No Brasil, um dos episódios mais recentes foi o encalhe de uma baleia jubarte (Megaptera novaeangliae) em agosto de 2004, em Niterói: após três dias de agonia devidamente televisionada e, apesar do esforço das equipes da Defesa Civil, a baleia de 18 toneladas morreu. As ocorrências tornaram-se comuns na Austrália e Nova Zelândia, onde os maiores encalhes em massa já documentados de baleias ainda vivas envolveram falsas-orcas (Pseudorca crassidens) e baleias piloto (Globichephala melas).

MISTÉRIO

O pior, porém, é que as perspectivas de que tais episódios sejam completamente elucidados não são das melhores. A dificuldade para estudar criaturas que vivem nas profundezas do mar é empecilho para que se entenda minimamente comportamentos atípicos como o da baleia do Tâmisa, que mergulha até 1,4 quilômetro abaixo da superfície. "Há várias hipóteses para explicar os extravios, mas nenhuma comprovada", diz Mario Manoel Rollo Júnior, biólogo que lidera o Grupo de Pesquisas em Ecologia Espacial e Comportamental de Cetáceos da Universidade Estadual Paulista (Unesp).

Uma possibilidade é que as baleias sofram de tempos em tempos verdadeiras panes em seu sistema de eco-localização. Orientando sua navegação pelo perfil geomagnético da Terra, qualquer oscilação de campo causaria manobras potencialmente desastrosas. Barbeiragens durante a perseguição de presas ou a fuga de predadores em águas rasas também não devem ser descartadas. "As baleias também erram", diz Rollo.

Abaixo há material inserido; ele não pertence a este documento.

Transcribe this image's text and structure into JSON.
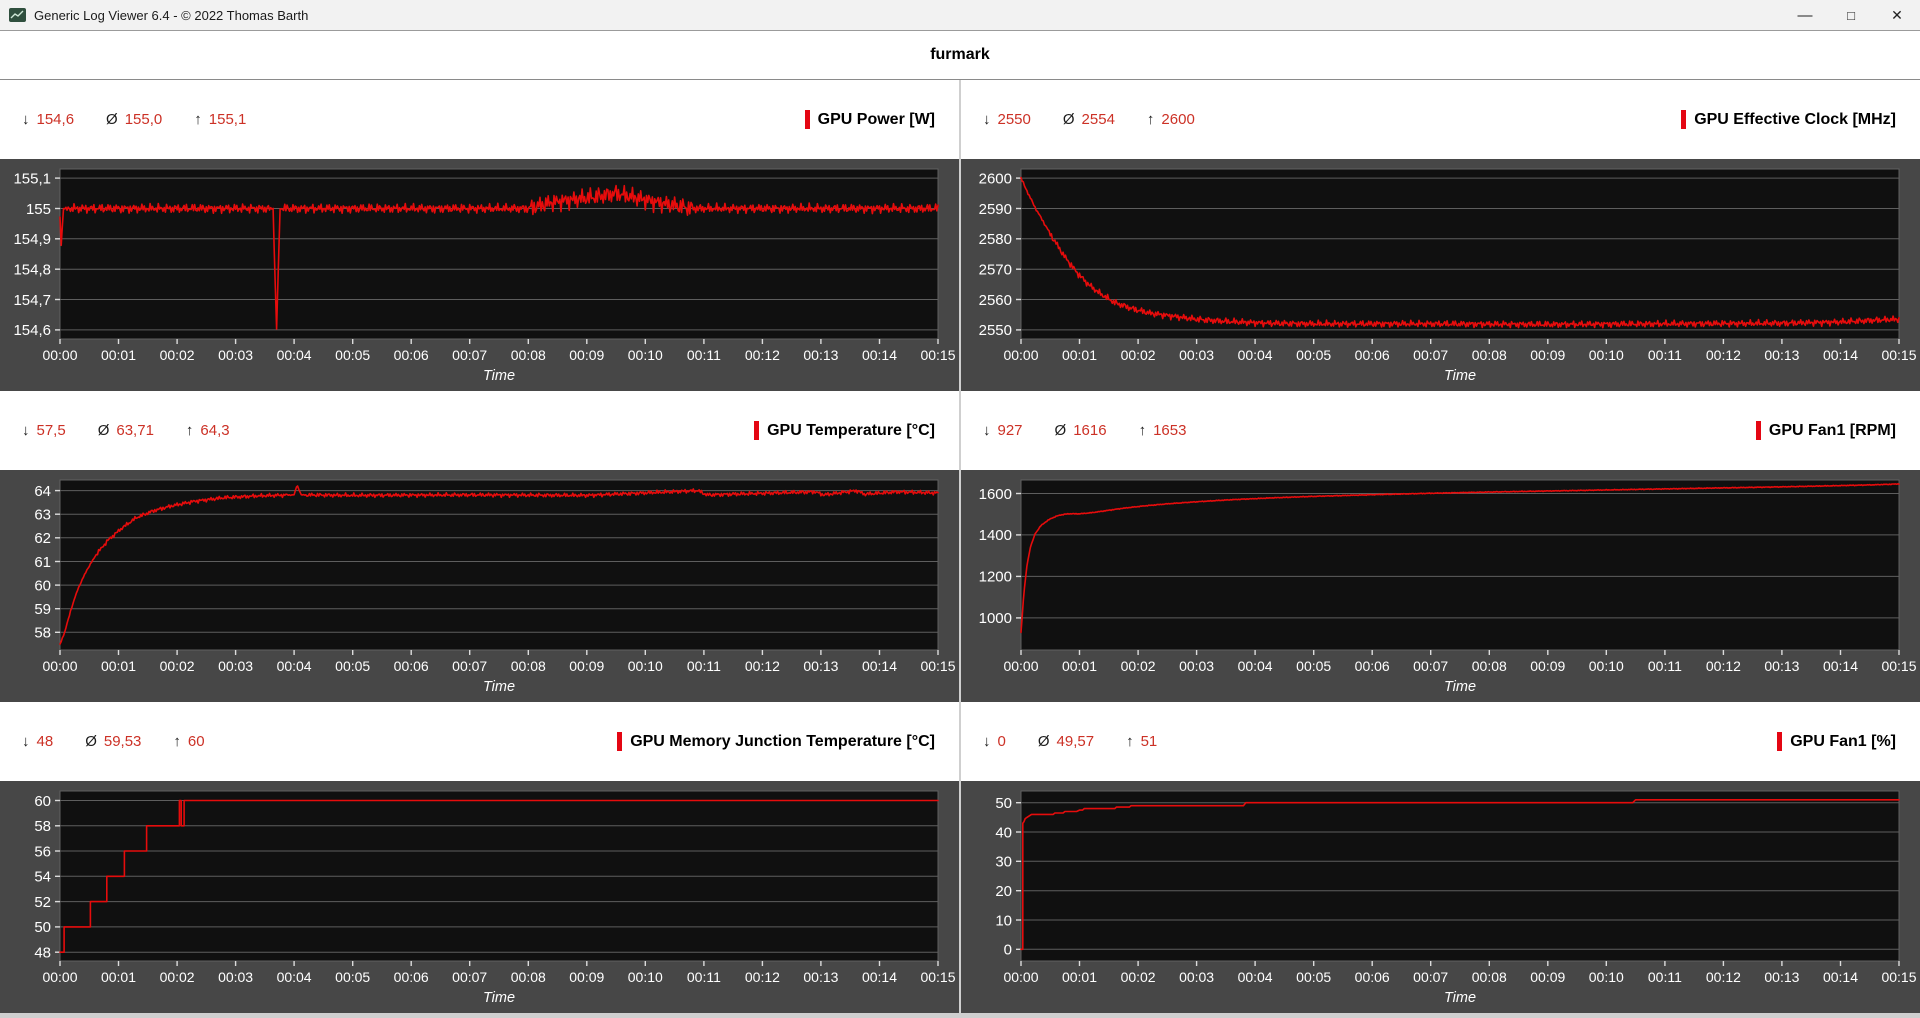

Outra explicação é a incidência de epidemias. "Como são animais que andam em grupo, as infecções se alastram com facilidade." Doentes e fracas, é como se as baleias praticassem eutanásia rumando para a praia.

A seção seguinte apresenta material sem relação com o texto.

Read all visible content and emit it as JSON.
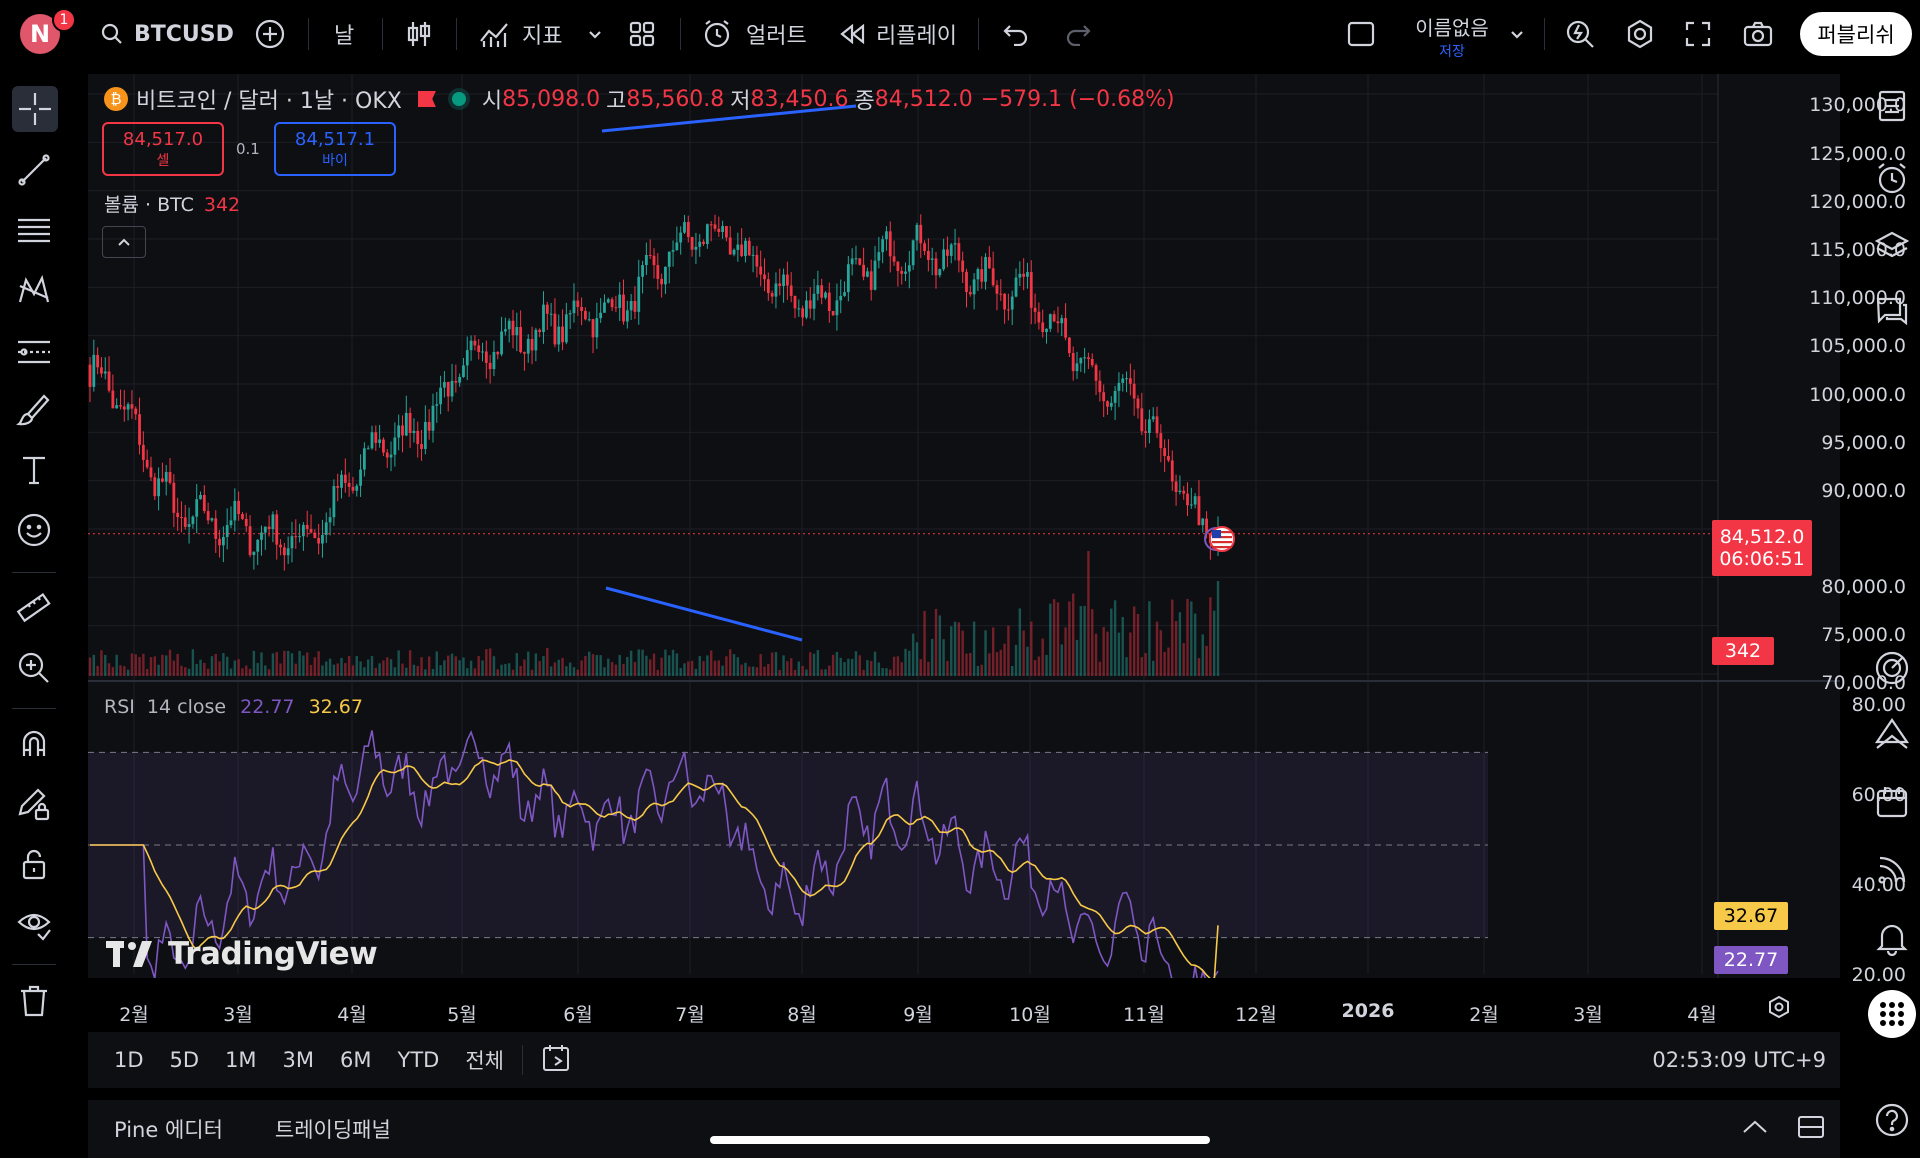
{
  "topbar": {
    "avatar_letter": "N",
    "notification_count": "1",
    "symbol": "BTCUSD",
    "interval": "날",
    "indicators_label": "지표",
    "alert_label": "얼러트",
    "replay_label": "리플레이",
    "layout_name": "이름없음",
    "layout_status": "저장",
    "publish_label": "퍼블리쉬"
  },
  "legend": {
    "title": "비트코인 / 달러 · 1날 · OKX",
    "open_label": "시",
    "open": "85,098.0",
    "high_label": "고",
    "high": "85,560.8",
    "low_label": "저",
    "low": "83,450.6",
    "close_label": "종",
    "close": "84,512.0",
    "change": "−579.1 (−0.68%)",
    "sell_price": "84,517.0",
    "sell_label": "셀",
    "spread": "0.1",
    "buy_price": "84,517.1",
    "buy_label": "바이",
    "volume_label": "볼륨 · BTC",
    "volume_value": "342"
  },
  "price_axis": [
    "130,000.0",
    "125,000.0",
    "120,000.0",
    "115,000.0",
    "110,000.0",
    "105,000.0",
    "100,000.0",
    "95,000.0",
    "90,000.0",
    "80,000.0",
    "75,000.0",
    "70,000.0"
  ],
  "last_price_tag": {
    "price": "84,512.0",
    "countdown": "06:06:51"
  },
  "volume_tag": "342",
  "rsi": {
    "label": "RSI",
    "params": "14 close",
    "value": "22.77",
    "ma_value": "32.67",
    "axis": [
      "80.00",
      "60.00",
      "40.00",
      "20.00"
    ]
  },
  "time_axis": [
    "2월",
    "3월",
    "4월",
    "5월",
    "6월",
    "7월",
    "8월",
    "9월",
    "10월",
    "11월",
    "12월",
    "2026",
    "2월",
    "3월",
    "4월"
  ],
  "watermark": "TradingView",
  "ranges": [
    "1D",
    "5D",
    "1M",
    "3M",
    "6M",
    "YTD",
    "전체"
  ],
  "clock": "02:53:09 UTC+9",
  "panels": [
    "Pine 에디터",
    "트레이딩패널"
  ],
  "colors": {
    "up": "#26a69a",
    "down": "#f23645",
    "rsi": "#7e57c2",
    "rsi_ma": "#f7c948",
    "trendline": "#2962ff"
  },
  "chart_data": {
    "type": "candlestick",
    "title": "비트코인 / 달러 · 1날 · OKX",
    "ylim": [
      70000,
      130000
    ],
    "x": [
      "2월",
      "3월",
      "4월",
      "5월",
      "6월",
      "7월",
      "8월",
      "9월",
      "10월",
      "11월"
    ],
    "close_path": [
      101000,
      86000,
      84000,
      94500,
      104500,
      107500,
      115500,
      108500,
      114000,
      110000,
      99000,
      84512
    ],
    "rsi_ylim": [
      20,
      80
    ],
    "rsi_last": 22.77,
    "rsi_ma_last": 32.67
  }
}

"É possível que, por falta de conhecimento, não se chegue a conclusão alguma sobre a presença daquela baleia no Rio Tâmisa", diz Marcos César de Oliveira Santos, coordenador-geral do Atlantis, projeto apoiado, entre outras instituições, pelo Instituto Oceanográfico da Universidade de São Paulo. Ele lista mais hipóteses: condições oceanográficas e topográficas locais, como rápidas variações de marés associadas a regiões costeiras repletas de bancos de areia; condições de tempo adversas; capturas acidentais em operações de pesca; ferimentos provocados por equipamentos e explosivos utilizados em pesca, em prospecção de petróleo e gás ou para fins militares.

RUÍDOS E TRÁFEGO CONFUSO

O aquecimento global, também neste caso, pode atuar como vilão. Mudanças de temperatura em correntes oceânicas desorganizariam padrões de migração. Algumas populações de baleias já foram detectadas mudando ligeiramente a rota ao norte para se manter em águas mais geladas.

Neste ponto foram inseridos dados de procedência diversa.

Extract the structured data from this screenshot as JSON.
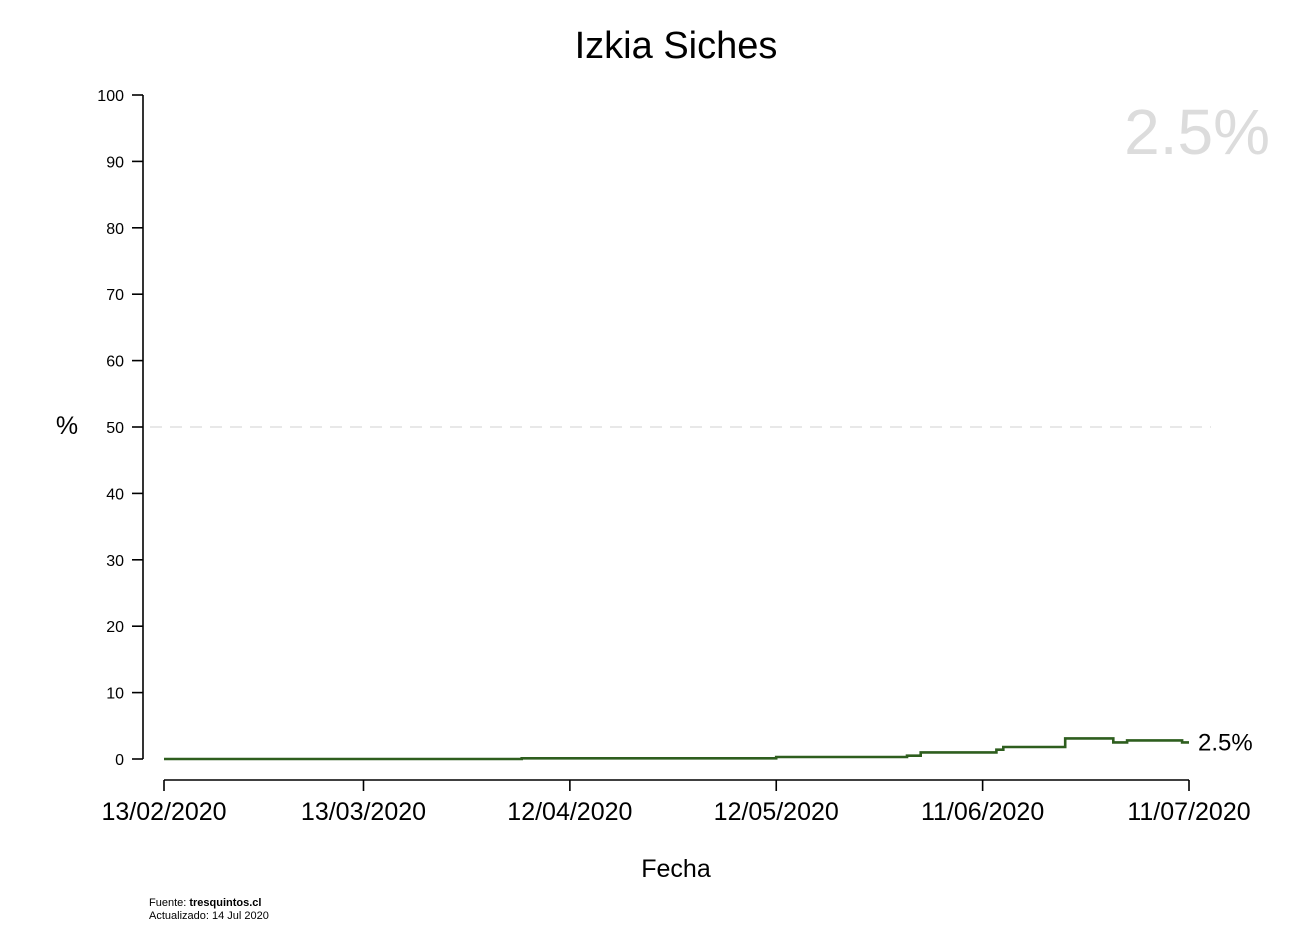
{
  "chart_data": {
    "type": "line",
    "step": true,
    "title": "Izkia Siches",
    "xlabel": "Fecha",
    "ylabel": "%",
    "ylim": [
      0,
      100
    ],
    "xlim": [
      "2020-02-13",
      "2020-07-11"
    ],
    "yticks": [
      "0",
      "10",
      "20",
      "30",
      "40",
      "50",
      "60",
      "70",
      "80",
      "90",
      "100"
    ],
    "xtick_dates": [
      "2020-02-13",
      "2020-03-13",
      "2020-04-12",
      "2020-05-12",
      "2020-06-11",
      "2020-07-11"
    ],
    "xtick_labels": [
      "13/02/2020",
      "13/03/2020",
      "12/04/2020",
      "12/05/2020",
      "11/06/2020",
      "11/07/2020"
    ],
    "reference_line": 50,
    "big_value_text": "2.5%",
    "end_label_text": "2.5%",
    "line_color": "#2e5e1e",
    "series": [
      {
        "points": [
          {
            "x": "2020-02-13",
            "y": 0.0
          },
          {
            "x": "2020-04-05",
            "y": 0.1
          },
          {
            "x": "2020-05-12",
            "y": 0.3
          },
          {
            "x": "2020-05-31",
            "y": 0.5
          },
          {
            "x": "2020-06-02",
            "y": 1.0
          },
          {
            "x": "2020-06-13",
            "y": 1.4
          },
          {
            "x": "2020-06-14",
            "y": 1.8
          },
          {
            "x": "2020-06-23",
            "y": 3.1
          },
          {
            "x": "2020-06-30",
            "y": 2.5
          },
          {
            "x": "2020-07-02",
            "y": 2.8
          },
          {
            "x": "2020-07-10",
            "y": 2.5
          }
        ]
      }
    ]
  },
  "footer": {
    "source_prefix": "Fuente: ",
    "source_name": "tresquintos.cl",
    "updated_text": "Actualizado: 14 Jul 2020"
  }
}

Mas é a proliferação do uso de sonares que vem atraindo a desconfiança dos ativistas. Ondas sonoras de baixa freqüência viajam centenas de quilômetros, cortando a comunicação entre as baleias. Pode ser também que os sons assustem cetáceos de águas profundas, levando-os a rumar para a superfície rápido demais. Como resultado, surgem bolhas nos tecidos e hemorragia de órgãos internos, ferimentos típicos de um grave acidente de descompressão.

Um episódio na costa da Grécia, em 1996, coincidiu com os dias em que o navio Alliance, da Organização do Tratado do Atlântico Norte (Otan), testava sonares de localização de submarinos. A conclusão de uma pesquisa da Universidade de Atenas foi que a probabilidade de outra explicação para o encalhe de 14 baleias bicudas de Cuvier, senão a ação de sonares da Otan, era de 0,07%.

"Pouco se sabe sobre a reação das baleias a sonares", diz o estudo, publicado pela Nature em março de 1998. "Infelizmente, a maior parte dos dados sobre o uso de sonares é segredo militar." Em setembro de 2002, outro grupo perdeu o rumo e morreu encalhado durante um exercício da Marinha espanhola nas Ilhas Canárias.